His movements were distractingly erratic. In his
opinion, meals were things to be treated casually,
to be consumed haphazard at any hour that chanced
to suit. He did not enter the dining-room at
the exact moment each day as did the Ogams. He
would rush in, throw his hat on a peg, devour some
food with unseemly haste, and depart in less time
than it took the others to reach the legumes.
He was hospitable too, and had a disconcerting
way of inviting guests to luncheon or dinner, and
then forgetting that he had done so. One morning
a stranger entered, and after a brief conference with
Iorson, was conducted to the commercial man’s
table to await his arrival.

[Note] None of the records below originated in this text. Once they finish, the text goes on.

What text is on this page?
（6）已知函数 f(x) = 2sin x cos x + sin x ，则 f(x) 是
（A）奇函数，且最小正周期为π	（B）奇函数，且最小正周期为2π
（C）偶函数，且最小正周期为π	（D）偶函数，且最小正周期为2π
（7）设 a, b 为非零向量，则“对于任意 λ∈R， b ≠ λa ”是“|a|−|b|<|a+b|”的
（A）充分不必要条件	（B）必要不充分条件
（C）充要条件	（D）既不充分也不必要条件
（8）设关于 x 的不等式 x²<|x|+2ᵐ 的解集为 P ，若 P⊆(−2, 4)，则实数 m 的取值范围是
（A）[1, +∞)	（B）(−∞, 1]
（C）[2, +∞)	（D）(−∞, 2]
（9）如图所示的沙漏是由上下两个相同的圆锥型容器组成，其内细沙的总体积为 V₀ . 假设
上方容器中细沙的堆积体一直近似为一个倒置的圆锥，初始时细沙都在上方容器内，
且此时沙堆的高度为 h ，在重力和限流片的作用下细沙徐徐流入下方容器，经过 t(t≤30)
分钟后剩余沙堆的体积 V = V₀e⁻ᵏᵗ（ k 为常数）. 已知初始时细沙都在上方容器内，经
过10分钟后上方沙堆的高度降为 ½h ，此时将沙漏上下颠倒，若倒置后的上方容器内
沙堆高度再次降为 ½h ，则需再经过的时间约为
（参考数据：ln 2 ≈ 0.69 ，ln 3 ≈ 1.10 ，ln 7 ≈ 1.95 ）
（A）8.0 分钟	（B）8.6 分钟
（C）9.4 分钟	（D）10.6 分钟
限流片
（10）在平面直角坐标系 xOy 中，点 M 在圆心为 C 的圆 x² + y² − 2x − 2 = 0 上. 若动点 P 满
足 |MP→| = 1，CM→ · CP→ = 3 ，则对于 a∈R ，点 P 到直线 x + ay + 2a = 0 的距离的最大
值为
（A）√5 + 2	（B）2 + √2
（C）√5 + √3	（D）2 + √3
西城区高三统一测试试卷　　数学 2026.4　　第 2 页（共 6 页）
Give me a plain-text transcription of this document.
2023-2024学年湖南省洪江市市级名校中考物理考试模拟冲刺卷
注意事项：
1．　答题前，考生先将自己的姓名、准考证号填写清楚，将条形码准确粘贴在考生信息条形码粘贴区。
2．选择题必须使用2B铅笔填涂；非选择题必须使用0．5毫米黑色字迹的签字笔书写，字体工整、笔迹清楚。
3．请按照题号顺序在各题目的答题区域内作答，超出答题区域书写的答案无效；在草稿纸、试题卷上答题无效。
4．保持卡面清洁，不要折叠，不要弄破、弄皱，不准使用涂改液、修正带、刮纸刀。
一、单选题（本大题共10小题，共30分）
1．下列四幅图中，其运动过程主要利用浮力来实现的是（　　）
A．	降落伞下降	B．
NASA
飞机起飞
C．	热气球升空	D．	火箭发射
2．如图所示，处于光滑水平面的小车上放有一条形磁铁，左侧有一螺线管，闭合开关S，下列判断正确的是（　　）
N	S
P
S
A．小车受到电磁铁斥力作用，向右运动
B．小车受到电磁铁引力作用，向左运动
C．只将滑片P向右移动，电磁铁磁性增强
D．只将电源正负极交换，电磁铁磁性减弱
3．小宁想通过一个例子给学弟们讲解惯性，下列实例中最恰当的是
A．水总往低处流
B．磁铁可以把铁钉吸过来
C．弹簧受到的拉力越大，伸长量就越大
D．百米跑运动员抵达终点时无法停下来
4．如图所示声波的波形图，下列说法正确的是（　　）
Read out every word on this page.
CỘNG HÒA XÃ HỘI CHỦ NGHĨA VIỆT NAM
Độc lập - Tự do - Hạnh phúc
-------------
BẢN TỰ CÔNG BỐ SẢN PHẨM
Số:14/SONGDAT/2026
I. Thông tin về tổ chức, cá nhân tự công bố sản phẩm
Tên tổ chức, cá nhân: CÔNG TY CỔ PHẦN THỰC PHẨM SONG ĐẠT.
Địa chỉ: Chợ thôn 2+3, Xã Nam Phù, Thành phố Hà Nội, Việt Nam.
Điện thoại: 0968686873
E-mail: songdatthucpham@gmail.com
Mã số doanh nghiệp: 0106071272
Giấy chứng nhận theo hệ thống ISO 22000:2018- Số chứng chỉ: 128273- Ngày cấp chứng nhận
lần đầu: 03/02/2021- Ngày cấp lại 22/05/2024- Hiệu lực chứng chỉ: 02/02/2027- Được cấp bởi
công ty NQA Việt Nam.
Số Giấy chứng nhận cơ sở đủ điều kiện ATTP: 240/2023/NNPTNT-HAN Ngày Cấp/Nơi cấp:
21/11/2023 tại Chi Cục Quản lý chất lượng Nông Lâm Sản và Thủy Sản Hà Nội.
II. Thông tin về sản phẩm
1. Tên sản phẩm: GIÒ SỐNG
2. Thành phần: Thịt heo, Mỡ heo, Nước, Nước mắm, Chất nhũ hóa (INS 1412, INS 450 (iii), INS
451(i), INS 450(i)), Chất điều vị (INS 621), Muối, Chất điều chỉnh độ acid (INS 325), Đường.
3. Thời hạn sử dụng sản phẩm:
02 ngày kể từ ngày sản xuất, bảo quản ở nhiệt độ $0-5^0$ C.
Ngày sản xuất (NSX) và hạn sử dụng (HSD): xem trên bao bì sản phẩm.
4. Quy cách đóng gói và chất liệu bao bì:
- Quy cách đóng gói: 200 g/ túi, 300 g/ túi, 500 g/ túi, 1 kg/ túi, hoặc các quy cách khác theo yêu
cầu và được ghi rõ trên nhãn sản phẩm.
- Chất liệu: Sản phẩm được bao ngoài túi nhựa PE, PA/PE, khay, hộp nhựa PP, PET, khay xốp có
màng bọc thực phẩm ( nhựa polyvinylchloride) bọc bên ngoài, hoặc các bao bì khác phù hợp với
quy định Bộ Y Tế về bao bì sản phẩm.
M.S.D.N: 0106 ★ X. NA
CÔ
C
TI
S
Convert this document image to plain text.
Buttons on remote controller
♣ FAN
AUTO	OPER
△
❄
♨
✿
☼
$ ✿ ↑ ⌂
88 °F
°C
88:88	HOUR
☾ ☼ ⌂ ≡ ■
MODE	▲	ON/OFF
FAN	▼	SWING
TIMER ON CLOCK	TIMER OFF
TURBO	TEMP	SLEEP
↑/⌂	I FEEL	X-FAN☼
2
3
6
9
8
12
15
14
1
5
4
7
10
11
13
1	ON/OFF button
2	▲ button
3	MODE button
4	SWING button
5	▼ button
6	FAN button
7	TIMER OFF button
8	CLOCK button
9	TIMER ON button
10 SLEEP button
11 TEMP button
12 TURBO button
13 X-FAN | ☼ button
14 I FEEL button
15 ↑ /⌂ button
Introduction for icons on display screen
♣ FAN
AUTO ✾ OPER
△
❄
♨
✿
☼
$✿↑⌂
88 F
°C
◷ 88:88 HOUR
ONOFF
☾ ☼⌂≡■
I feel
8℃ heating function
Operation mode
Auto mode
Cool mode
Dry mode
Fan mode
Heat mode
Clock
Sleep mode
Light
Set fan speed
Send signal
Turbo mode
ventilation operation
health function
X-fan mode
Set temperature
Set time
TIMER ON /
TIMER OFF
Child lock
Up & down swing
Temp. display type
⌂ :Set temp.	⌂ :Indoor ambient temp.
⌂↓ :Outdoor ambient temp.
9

The regular customers
took their wonted places, and began in their leisurely
fashion to breakfast, and still the visitor sat alone,
starting up expectantly every time a door opened,
then despondently resuming his seat.
At last Iorson, taking compassion,
urged the neglected guest to while away his period
of waiting by trifling with the hors-d’oeuvres.
He was proceeding to allay the pangs of hunger with
selections from the tray of anchovies, sardines, pickled
beet, and sliced sausage, when his host entered, voluble
and irrepressible as ever. The dignified Ogams
shuddered inwardly as his strident voice awoke the
echoes of the room, and their already stiff limbs
became rigid with disapproval.
In winter, transient visitors but
rarely occupied one or other of the square centre
tables, though not infrequently a proud father and
mother who had come to visit a soldier son at the
barracks, brought him to the hotel for a meal, and
for a space the radiance of blue and scarlet and the
glint of steel cast a military glamour over the staid
company.
An amusing little circumstance to
us onlookers was that although the supply of cooked
food seemed equal to any demand, the arrival of even
a trio of unexpected guests to dinner invariably caused
a dearth of bread. For on their advent Iorson
would dash out bareheaded into the night, to reappear
in an incredibly short time carrying a loaf nearly
as tall as himself.
One morning a stalwart young Briton
brought to breakfast a pretty English cousin, on leave
of absence from her boarding-school. His knowledge
of French was limited. When anything was wanted
he shouted “Garcon!” in a lordly voice,
but it was the pretty cousin who gave the order. Dejeuner
over, they departed in the direction of the Chateau.
And at sunset as we chanced to stroll along the Boulevard
de la Reine, we saw the pretty cousin, all the gaiety
fled from her face, bidding her escort farewell at
the gate of a Pension pour Demoiselles.
The ball was over. Poor little Cinderella was
perforce returning to the dust and ashes of learning.